Carole Klein, whose earlier biography of Aline Bernstein (ALINE) was published to acclaim, has once again written an important book. Well-schooled in the work of Lessing, Klein's latest volume is yet another example of her careful research and writing on what can only be a difficult subject. It is must reading for anyone interested in Doris Lessing, her work, and biography in general.
"Must" reading for all Doris Lessing fans!
Published by Thriftbooks.com User , 23 years ago
Doris Lessing provides a fine biography of a great American writer, based on interviews with her associates and friends and following her life and times. Prior readers of Lessing's works will consider this required reading as it lends many insights into her literary influences and career.

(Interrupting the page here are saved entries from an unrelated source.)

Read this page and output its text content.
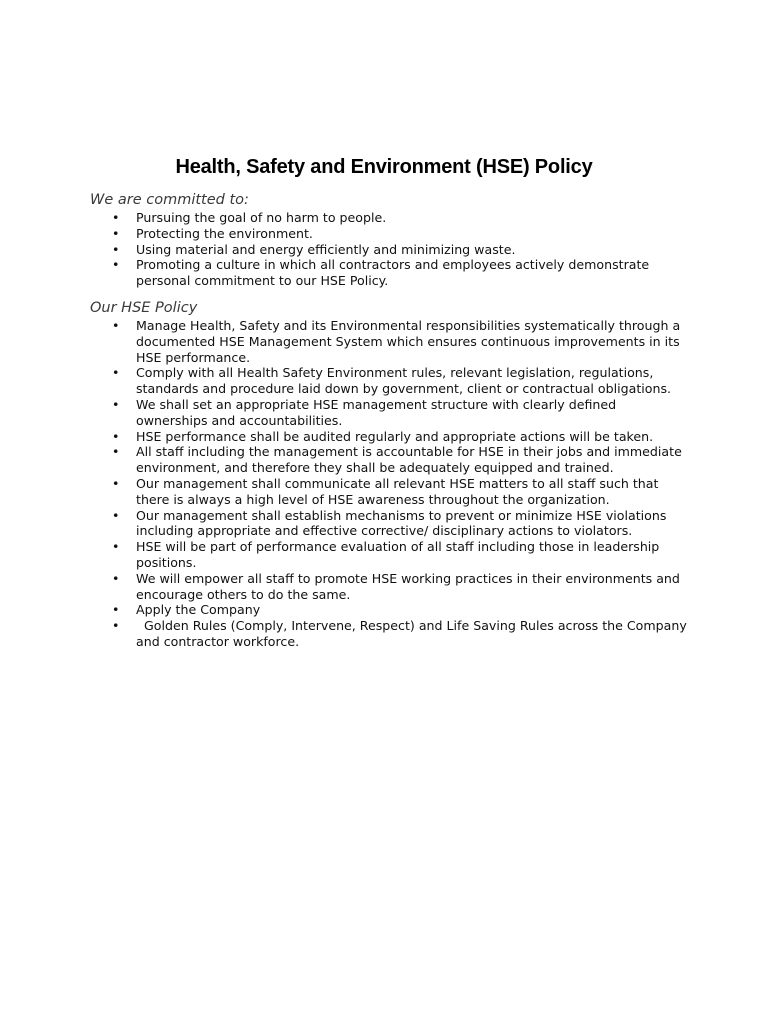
Health, Safety and Environment (HSE) Policy

We are committed to:

• Pursuing the goal of no harm to people.
• Protecting the environment.
• Using material and energy efficiently and minimizing waste.
• Promoting a culture in which all contractors and employees actively demonstrate personal commitment to our HSE Policy.

Our HSE Policy

• Manage Health, Safety and its Environmental responsibilities systematically through a documented HSE Management System which ensures continuous improvements in its HSE performance.
• Comply with all Health Safety Environment rules, relevant legislation, regulations, standards and procedure laid down by government, client or contractual obligations.
• We shall set an appropriate HSE management structure with clearly defined ownerships and accountabilities.
• HSE performance shall be audited regularly and appropriate actions will be taken.
• All staff including the management is accountable for HSE in their jobs and immediate environment, and therefore they shall be adequately equipped and trained.
• Our management shall communicate all relevant HSE matters to all staff such that there is always a high level of HSE awareness throughout the organization.
• Our management shall establish mechanisms to prevent or minimize HSE violations including appropriate and effective corrective/ disciplinary actions to violators.
• HSE will be part of performance evaluation of all staff including those in leadership positions.
• We will empower all staff to promote HSE working practices in their environments and encourage others to do the same.
• Apply the Company
• Golden Rules (Comply, Intervene, Respect) and Life Saving Rules across the Company and contractor workforce.
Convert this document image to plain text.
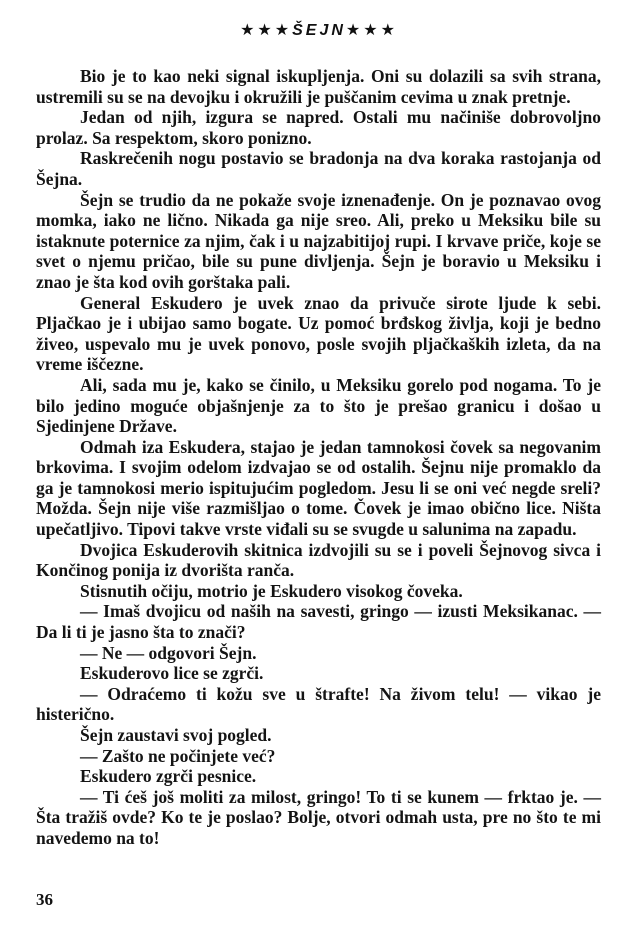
★★★ŠEJN★★★

Bio je to kao neki signal iskupljenja. Oni su dolazili sa svih strana, ustremili su se na devojku i okružili je puščanim cevima u znak pretnje.

Jedan od njih, izgura se napred. Ostali mu načiniše dobrovoljno prolaz. Sa respektom, skoro ponizno.

Raskrečenih nogu postavio se bradonja na dva koraka rastojanja od Šejna.

Šejn se trudio da ne pokaže svoje iznenađenje. On je poznavao ovog momka, iako ne lično. Nikada ga nije sreo. Ali, preko u Meksiku bile su istaknute poternice za njim, čak i u najzabitijoj rupi. I krvave priče, koje se svet o njemu pričao, bile su pune divljenja. Šejn je boravio u Meksiku i znao je šta kod ovih gorštaka pali.

General Eskudero je uvek znao da privuče sirote ljude k sebi. Pljačkao je i ubijao samo bogate. Uz pomoć brđskog življa, koji je bedno živeo, uspevalo mu je uvek ponovo, posle svojih pljačkaških izleta, da na vreme iščezne.

Ali, sada mu je, kako se činilo, u Meksiku gorelo pod nogama. To je bilo jedino moguće objašnjenje za to što je prešao granicu i došao u Sjedinjene Države.

Odmah iza Eskudera, stajao je jedan tamnokosi čovek sa negovanim brkovima. I svojim odelom izdvajao se od ostalih. Šejnu nije promaklo da ga je tamnokosi merio ispitujućim pogledom. Jesu li se oni već negde sreli? Možda. Šejn nije više razmišljao o tome. Čovek je imao obično lice. Ništa upečatljivo. Tipovi takve vrste viđali su se svugde u salunima na zapadu.

Dvojica Eskuderovih skitnica izdvojili su se i poveli Šejnovog sivca i Končinog ponija iz dvorišta ranča.

Stisnutih očiju, motrio je Eskudero visokog čoveka.

— Imaš dvojicu od naših na savesti, gringo — izusti Meksikanac. — Da li ti je jasno šta to znači?

— Ne — odgovori Šejn.

Eskuderovo lice se zgrči.

— Odraćemo ti kožu sve u štrafte! Na živom telu! — vikao je histerično.

Šejn zaustavi svoj pogled.

— Zašto ne počinjete već?

Eskudero zgrči pesnice.

— Ti ćeš još moliti za milost, gringo! To ti se kunem — frktao je. — Šta tražiš ovde? Ko te je poslao? Bolje, otvori odmah usta, pre no što te mi navedemo na to!

36
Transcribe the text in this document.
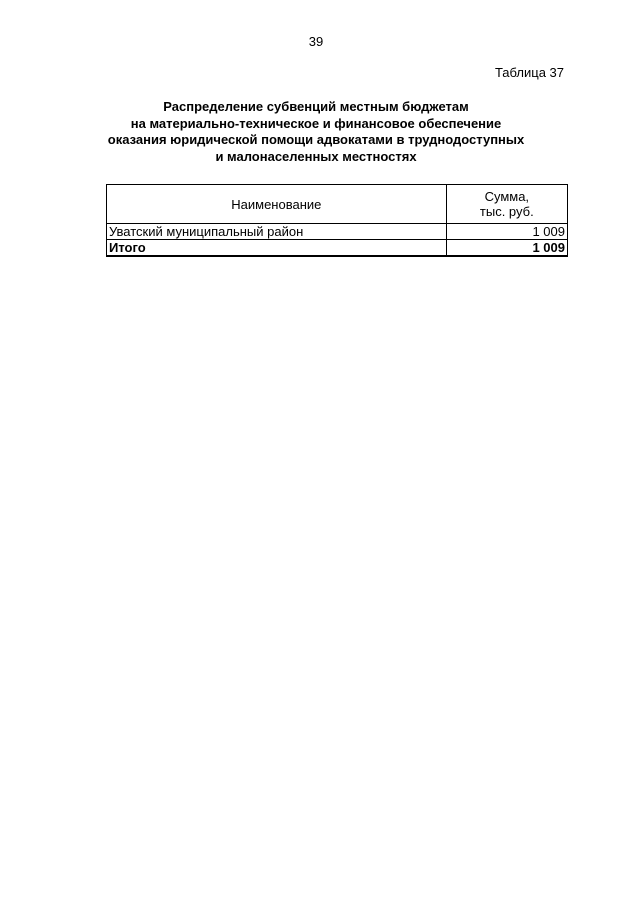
39
Таблица 37
Распределение субвенций местным бюджетам
на материально-техническое и финансовое обеспечение
оказания юридической помощи адвокатами в труднодоступных
и малонаселенных местностях
Наименование	Сумма,
тыс. руб.

Уватский муниципальный район	1 009
Итого	1 009
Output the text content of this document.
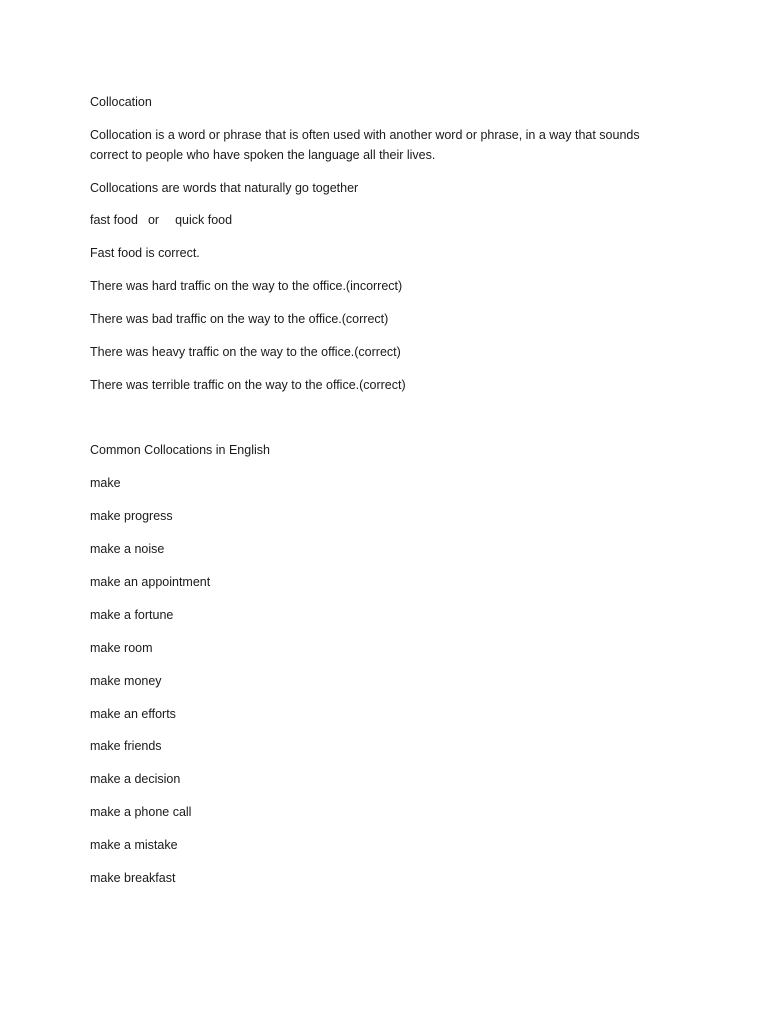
Collocation
Collocation is a word or phrase that is often used with another word or phrase, in a way that sounds correct to people who have spoken the language all their lives.
Collocations are words that naturally go together
fast food or quick food
Fast food is correct.
There was hard traffic on the way to the office.(incorrect)
There was bad traffic on the way to the office.(correct)
There was heavy traffic on the way to the office.(correct)
There was terrible traffic on the way to the office.(correct)
Common Collocations in English
make
make progress
make a noise
make an appointment
make a fortune
make room
make money
make an efforts
make friends
make a decision
make a phone call
make a mistake
make breakfast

Less-ing and More: A Wonderfully Balanced Biography
Published by Thriftbooks.com User , 24 years ago
From the opening pages of this remarkable biography, the reader realizes he/she is in the hands of a master writer as well as an unusually able researcher and interviewer. In just a few pages at the start, Klein manages to vividly describe the backgrounds of Doris' mismatched parents, Alfred and Emily Tayler (Emily later exchanged her second name, Maude, for her first) and of the generation that preceded them as well. The concluding lines of this introductory chapter are surprising and perfect, as are the endings of almost all the short and immensely readable chapters. I won't spoil the story--and like all good biographies, it is a story--by revealing what those lines are. Suffice it to say that they set the tone for all that follows, starting with Lessing's generally unhappy childhood in the Rhodesia whose beauty cast a lifelong spell on the young girl, and continuing through the unbearable tensions between Doris and her mother, which Klein makes agonizingly understandable. Klein's insights into Lessing's complicated involvement with politics in general and apartheid and Communism in particular, her early marriages, the now-well known abandonment of her family (she took only one of her three children) in pursuit of her all-consuming muse, and the origins and themes of her ground-breaking books are keenly and wittily set out. Though feminists took what is arguably the best known of these, The Golden Notebook, as a Bible, Lessing, in typically contradictory mode, denied--and continues to deny--any such intent. It is in dealing with her prickly and elusive subject that Klein is at her best. She was able not only to unearth much new information, a great deal of it from previously untapped and (initally) unwilling sources--among them Clancy Sigal, who is generally assumed to be "Saul Green" in The Golden Notebook-- but to interpret and integrate her findings with skill, charm and sensitivity. Most remarkably, she resists the temptation to make Lessing a villainess, and shows real sympathy for her difficult and famously private subject, recognizing the fragility that underlies and perhaps caused her to develop into the woman and writer she became.
Seeing Doris Plain
Published by Thriftbooks.com User , 24 years ago
Now in her eighties, Lessing continues to publish fiction and memoirs, still prolific if not as readable as she once was. But for the generation of women seeking idols in the 1960-70s, she was inspirational, her "Golden Notebook" required reading. We her curious admirers wanted to know what the woman really lived, from what magical spring gushed all those stories. This juicy, very readable biography, the first about Lessing, is unauthorized because the irascible Lessing is not one to bless a biographer. Nevertheless, Carole Klein renders her judgments crisply and fearlessly. She allows Lessing her virtues, despite the fact that she is no lovable old lady.